Local success keeps sage grouse off endangered list
 

Local success keeps sage grouse off endangered list

State and local conservation efforts have kept the Greater Sage Grouse from being listed as an endangered species.

NDFB Public Policy Director Pete Hanebutt says the announcement, made by the U.S. Fish and Wildlife Service yesterday, is good news for southwest North Dakota ranchers.

“Bowman County Farm Bureau was a leader in North Dakota on local sage grouse conservation efforts. It’s nice to see USFWS acknowledge the importance of local relationships and how they can improve conditions much more than any federal action can. Through grassroots efforts and decisions, bird populations rebounded. Local common sense prevailed where federal regulators missed the mark,” Hanebutt said.

Last year, when the bird was being considered for listing, farmers and ranchers across the country asked that USFWS give the locally developed conservation plans time to work, said American Farm Bureau Federation President Bob Stallman.

“Now we’re seeing positive results and real success with the birds’ populations across the Western states. State, local and industry partners have accomplished in just a few years a level of success largely unseen through 42 years of federal Endangered Species Act implementation.”

Hanebutt says that, contrary to what some agencies would have you believe, sage grouse and cattle can peacefully coexist in the same habitat. “Through well-thought-out livestock management and grassland management, ranchers are able to raise both cattle and sage grouse on their land.”

Unfortunately, the Bureau of Land Management and USDA Forest Service also announced that they will move forward with land management plans which address sage grouse populations across the birds’ 184 million acre range.

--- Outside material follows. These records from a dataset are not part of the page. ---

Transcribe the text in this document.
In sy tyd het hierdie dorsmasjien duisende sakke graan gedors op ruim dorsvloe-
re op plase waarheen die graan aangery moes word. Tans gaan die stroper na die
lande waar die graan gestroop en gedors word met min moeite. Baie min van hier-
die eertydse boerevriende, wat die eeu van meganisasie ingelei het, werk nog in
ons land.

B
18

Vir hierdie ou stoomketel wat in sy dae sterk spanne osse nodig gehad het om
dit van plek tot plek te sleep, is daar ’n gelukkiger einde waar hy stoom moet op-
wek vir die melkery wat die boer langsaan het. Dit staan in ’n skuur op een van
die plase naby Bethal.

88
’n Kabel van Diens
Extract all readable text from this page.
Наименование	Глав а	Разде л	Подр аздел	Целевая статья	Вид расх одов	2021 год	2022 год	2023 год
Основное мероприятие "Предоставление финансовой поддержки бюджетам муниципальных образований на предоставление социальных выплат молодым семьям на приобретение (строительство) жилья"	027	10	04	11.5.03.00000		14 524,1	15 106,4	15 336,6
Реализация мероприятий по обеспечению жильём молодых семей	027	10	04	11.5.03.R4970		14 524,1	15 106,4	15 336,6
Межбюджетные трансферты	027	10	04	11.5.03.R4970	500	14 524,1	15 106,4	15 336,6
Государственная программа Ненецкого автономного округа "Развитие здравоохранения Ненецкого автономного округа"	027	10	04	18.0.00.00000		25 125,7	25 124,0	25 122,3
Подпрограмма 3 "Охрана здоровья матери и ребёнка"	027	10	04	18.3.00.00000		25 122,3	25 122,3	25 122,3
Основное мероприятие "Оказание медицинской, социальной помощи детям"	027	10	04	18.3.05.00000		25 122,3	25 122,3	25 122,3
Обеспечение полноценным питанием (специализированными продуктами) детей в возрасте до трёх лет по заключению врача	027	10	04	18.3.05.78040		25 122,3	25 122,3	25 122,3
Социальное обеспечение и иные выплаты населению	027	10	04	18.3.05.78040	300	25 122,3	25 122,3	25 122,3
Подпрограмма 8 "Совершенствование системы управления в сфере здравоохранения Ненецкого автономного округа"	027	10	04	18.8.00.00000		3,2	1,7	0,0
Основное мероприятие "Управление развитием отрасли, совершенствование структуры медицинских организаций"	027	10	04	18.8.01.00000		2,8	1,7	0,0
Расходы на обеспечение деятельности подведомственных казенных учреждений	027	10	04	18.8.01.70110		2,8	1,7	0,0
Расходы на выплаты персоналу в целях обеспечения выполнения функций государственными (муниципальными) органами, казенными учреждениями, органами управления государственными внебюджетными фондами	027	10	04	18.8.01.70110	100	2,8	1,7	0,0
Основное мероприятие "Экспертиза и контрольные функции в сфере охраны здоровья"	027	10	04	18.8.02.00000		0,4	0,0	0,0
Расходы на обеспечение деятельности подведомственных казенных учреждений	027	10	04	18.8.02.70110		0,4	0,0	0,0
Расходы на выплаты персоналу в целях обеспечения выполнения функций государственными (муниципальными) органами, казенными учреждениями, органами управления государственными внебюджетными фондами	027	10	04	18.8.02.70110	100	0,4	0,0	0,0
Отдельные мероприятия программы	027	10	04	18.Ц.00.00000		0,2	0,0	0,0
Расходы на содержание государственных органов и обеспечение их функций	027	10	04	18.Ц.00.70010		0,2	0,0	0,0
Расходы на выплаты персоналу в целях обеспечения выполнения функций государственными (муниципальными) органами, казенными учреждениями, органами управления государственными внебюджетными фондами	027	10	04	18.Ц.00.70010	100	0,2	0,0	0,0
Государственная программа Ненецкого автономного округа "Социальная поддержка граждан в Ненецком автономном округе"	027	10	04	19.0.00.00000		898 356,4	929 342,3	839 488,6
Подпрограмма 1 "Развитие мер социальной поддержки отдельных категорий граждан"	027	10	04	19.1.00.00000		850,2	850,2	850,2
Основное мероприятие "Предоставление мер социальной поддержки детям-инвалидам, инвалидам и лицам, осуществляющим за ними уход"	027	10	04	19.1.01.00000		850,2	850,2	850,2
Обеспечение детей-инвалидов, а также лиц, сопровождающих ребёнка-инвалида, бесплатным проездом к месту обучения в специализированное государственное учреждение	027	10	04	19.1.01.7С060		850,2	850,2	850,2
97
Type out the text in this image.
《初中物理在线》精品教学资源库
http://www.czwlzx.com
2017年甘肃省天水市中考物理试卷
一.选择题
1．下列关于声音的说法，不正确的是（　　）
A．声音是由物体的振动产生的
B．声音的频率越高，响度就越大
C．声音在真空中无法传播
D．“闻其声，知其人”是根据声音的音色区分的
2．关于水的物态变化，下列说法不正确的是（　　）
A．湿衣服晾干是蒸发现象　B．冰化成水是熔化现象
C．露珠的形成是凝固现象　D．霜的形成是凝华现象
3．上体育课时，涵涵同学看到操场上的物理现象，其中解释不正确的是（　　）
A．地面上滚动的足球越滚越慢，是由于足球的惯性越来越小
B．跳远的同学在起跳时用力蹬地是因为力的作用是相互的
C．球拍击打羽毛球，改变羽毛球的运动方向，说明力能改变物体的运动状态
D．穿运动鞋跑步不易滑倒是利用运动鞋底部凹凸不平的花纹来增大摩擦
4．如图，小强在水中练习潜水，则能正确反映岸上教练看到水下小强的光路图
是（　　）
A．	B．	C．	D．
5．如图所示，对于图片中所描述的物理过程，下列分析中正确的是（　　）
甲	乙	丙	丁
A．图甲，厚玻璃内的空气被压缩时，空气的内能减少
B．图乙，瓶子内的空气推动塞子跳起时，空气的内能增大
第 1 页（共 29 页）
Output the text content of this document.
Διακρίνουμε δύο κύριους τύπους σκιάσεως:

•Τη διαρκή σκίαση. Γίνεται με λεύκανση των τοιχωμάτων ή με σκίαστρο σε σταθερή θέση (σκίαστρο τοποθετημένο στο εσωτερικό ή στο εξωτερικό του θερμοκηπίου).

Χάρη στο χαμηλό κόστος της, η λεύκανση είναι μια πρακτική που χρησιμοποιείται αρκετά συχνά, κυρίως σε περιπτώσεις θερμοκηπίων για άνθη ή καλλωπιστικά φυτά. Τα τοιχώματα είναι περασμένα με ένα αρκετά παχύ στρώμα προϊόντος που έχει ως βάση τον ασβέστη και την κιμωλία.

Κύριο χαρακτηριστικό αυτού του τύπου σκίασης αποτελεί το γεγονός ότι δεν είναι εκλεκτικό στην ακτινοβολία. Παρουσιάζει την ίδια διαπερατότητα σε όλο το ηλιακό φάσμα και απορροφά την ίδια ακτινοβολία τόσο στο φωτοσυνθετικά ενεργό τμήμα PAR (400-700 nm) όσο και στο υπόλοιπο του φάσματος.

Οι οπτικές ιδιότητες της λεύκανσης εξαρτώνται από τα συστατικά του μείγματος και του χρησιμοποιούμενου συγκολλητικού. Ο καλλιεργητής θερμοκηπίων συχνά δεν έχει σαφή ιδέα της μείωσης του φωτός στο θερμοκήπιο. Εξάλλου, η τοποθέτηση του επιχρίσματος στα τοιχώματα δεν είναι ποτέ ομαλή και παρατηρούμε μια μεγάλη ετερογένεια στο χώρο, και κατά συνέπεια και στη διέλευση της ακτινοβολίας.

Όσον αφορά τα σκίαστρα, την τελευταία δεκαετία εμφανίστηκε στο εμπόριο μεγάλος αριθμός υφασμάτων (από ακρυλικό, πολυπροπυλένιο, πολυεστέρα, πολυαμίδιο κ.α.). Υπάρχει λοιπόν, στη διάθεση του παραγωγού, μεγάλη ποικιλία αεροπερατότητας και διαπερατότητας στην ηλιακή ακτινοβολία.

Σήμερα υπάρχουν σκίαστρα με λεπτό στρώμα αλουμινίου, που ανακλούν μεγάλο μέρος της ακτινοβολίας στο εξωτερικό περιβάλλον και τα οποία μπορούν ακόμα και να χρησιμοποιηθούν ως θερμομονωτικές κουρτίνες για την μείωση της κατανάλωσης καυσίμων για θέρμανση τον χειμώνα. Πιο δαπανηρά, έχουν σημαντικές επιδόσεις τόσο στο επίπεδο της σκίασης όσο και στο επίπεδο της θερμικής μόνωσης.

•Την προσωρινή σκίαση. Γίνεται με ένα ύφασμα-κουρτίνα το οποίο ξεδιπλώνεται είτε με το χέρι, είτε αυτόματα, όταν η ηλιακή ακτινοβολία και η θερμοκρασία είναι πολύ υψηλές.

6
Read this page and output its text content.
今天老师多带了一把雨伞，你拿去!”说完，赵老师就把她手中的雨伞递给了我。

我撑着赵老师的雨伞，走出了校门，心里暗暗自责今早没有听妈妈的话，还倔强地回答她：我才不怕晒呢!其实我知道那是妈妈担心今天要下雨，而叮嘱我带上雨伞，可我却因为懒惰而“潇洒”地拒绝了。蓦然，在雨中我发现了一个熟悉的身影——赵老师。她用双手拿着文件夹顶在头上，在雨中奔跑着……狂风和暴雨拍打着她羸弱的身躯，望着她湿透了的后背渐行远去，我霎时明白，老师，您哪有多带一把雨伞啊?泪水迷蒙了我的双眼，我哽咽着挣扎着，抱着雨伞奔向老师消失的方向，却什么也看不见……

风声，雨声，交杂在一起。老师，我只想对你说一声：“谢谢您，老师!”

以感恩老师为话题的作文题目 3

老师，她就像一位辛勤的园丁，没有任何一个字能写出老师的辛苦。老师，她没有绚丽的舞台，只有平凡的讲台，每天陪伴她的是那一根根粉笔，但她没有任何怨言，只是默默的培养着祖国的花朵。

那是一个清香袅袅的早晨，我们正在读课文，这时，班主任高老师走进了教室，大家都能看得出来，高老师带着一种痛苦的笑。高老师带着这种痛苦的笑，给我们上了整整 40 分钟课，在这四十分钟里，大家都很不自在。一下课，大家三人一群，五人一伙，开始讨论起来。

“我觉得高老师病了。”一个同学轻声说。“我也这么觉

“These plans add new land use restrictions which could impact how ranchers operate by limiting or eliminating permitted grazing and dictating when and where ranchers can graze their cattle, which will not necessarily be in the best interest of the rancher, the livestock, sage grouse or the land,” Hanebutt said.
 
Stallman said the decision is confusing. “These new plans send a mixed message by punishing livestock permittees who are already working to conserve species and resources.”